German industrial gas giant, Linde, has received the bulk of shares needed to gain full control of the US medical company Lincare. The German giant has tried for years to diversify its portfolio to spread market risks.

https://p.dw.com/p/15ldC
Headquarters of German industrial gas producer Linde
Image: picture-alliance/dpa

German industrial gas company Linde received nearly 84 percent of shares in Lincare in its bid to take over the US medical care company for $4.6 billion (3.7 billion euros. Lincare is the world's number one in the out-of-hospital treatment of respiratory ailments and produces special oxygen gas mixtures for patients.

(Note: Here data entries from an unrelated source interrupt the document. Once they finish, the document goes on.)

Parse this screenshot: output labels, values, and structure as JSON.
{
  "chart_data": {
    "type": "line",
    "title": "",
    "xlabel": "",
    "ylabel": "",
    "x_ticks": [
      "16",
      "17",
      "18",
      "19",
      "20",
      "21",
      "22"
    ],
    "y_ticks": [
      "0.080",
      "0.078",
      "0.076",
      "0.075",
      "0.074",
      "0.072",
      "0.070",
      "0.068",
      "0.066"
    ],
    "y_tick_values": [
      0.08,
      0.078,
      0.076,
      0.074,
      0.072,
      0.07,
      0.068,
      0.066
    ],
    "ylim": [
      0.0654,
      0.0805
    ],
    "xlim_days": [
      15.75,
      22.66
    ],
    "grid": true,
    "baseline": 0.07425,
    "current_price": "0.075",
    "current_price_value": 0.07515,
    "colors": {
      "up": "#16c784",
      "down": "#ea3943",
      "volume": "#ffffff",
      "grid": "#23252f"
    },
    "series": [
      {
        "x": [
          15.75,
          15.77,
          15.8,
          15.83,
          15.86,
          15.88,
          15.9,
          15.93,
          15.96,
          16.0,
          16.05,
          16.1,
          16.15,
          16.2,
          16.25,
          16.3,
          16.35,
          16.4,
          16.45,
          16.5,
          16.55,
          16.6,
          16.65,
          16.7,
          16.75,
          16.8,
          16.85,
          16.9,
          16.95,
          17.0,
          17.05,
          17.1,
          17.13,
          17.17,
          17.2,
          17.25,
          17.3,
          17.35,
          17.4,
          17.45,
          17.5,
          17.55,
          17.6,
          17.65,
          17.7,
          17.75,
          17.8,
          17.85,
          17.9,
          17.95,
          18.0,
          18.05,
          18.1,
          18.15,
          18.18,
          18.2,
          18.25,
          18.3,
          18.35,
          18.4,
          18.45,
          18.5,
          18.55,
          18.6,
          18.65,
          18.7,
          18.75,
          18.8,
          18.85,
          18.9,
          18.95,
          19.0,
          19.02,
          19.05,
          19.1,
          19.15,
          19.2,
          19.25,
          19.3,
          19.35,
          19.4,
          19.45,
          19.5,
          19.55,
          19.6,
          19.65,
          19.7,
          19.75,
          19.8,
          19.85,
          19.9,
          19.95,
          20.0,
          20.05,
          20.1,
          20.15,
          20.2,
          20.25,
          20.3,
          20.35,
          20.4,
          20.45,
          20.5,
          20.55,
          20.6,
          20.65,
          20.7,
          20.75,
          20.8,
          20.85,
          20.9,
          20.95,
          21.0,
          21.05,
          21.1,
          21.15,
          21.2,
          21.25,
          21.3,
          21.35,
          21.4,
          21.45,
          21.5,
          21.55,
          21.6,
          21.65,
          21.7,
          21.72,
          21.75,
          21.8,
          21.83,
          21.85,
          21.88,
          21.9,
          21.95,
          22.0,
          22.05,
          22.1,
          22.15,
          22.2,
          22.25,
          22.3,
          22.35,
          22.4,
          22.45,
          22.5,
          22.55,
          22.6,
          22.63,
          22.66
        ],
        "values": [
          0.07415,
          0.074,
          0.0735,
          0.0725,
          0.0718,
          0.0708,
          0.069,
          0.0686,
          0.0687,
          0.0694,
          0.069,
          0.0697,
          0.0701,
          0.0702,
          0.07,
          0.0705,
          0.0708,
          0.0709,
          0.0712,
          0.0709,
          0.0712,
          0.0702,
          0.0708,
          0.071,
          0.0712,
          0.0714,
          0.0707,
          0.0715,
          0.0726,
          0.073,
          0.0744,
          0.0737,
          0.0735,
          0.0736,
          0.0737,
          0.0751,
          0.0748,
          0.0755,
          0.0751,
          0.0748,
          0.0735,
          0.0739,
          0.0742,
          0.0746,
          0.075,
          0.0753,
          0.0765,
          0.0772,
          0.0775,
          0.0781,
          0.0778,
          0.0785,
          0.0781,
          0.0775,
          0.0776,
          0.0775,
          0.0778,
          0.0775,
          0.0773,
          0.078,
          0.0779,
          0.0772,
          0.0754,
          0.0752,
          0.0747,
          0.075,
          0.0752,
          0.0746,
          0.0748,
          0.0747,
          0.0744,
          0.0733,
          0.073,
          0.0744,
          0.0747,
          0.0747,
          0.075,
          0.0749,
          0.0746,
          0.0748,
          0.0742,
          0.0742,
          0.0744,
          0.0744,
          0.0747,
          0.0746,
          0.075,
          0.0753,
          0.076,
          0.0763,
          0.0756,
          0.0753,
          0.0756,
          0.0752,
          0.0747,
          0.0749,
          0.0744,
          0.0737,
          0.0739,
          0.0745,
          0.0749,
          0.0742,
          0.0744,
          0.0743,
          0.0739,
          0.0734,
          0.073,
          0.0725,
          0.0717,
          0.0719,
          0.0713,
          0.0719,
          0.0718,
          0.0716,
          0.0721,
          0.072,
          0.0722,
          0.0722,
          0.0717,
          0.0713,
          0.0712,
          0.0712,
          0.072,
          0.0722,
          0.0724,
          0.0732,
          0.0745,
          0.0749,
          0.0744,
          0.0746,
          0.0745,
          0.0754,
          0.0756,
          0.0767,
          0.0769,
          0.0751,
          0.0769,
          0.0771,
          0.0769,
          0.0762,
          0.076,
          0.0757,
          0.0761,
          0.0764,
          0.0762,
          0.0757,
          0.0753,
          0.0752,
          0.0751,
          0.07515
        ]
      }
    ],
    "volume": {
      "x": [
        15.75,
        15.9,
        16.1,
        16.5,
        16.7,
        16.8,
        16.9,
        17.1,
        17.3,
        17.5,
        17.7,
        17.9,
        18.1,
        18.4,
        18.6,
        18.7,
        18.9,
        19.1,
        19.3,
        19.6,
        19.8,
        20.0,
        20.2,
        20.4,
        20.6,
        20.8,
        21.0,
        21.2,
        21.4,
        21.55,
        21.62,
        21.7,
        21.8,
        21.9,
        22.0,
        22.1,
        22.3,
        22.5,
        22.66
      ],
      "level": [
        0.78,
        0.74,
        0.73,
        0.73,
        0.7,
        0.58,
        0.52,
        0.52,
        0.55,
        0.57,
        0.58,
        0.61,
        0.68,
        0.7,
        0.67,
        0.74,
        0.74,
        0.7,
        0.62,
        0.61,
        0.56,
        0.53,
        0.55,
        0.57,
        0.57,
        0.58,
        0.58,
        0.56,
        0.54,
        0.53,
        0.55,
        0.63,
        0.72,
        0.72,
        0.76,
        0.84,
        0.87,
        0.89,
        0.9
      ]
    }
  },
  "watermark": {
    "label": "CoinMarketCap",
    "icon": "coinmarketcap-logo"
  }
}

Linde's public offer to buy all outstanding shares for $41.50 apiece expired at midnight on Tuesday and will not be extended. Linde reported on Wednesday it had received commitments for a further 9.39 million shares or a stake of 10.73 percent, making further acquisition procedures look like a mere formality.

Based in Clearwater in the US state of Florida, Lincare currently employs some 11,000 people. In 2011, it logged a net profit of $177 million on revenues of $1.8 billion.

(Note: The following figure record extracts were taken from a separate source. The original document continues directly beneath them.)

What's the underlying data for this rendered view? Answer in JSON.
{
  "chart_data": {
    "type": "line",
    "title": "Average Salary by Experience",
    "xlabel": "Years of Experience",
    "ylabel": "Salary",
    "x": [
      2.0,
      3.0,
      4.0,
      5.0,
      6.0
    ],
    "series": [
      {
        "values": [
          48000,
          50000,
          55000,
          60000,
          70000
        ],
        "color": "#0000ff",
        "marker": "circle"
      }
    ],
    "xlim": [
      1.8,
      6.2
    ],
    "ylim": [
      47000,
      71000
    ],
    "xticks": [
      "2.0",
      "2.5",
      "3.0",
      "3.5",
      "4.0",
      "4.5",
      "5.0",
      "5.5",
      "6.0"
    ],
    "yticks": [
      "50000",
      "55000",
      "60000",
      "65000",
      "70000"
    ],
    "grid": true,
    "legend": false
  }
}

Venturing out to pastures new

With its takeover bid, Linde outpaced one of its major rivals on the European market, Air Liquide of France, which had also shown interest in Lincare.

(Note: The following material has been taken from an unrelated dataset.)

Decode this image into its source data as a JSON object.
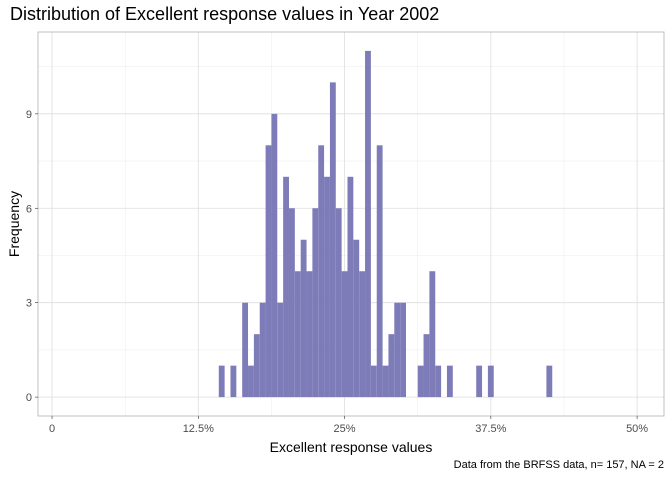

The German industrial gas giant emphasized that the health care market was becoming an important source of diversification for large gas producers looking to reduce their dependency on traditional fields of operation.

Earlier this year, Linde had already taken over US competitor Air Products for 590 million euros. Doing business in the medical gas sector is considered to be highly lucrative, with profit margins by far exceeding those in the conventional industrial field.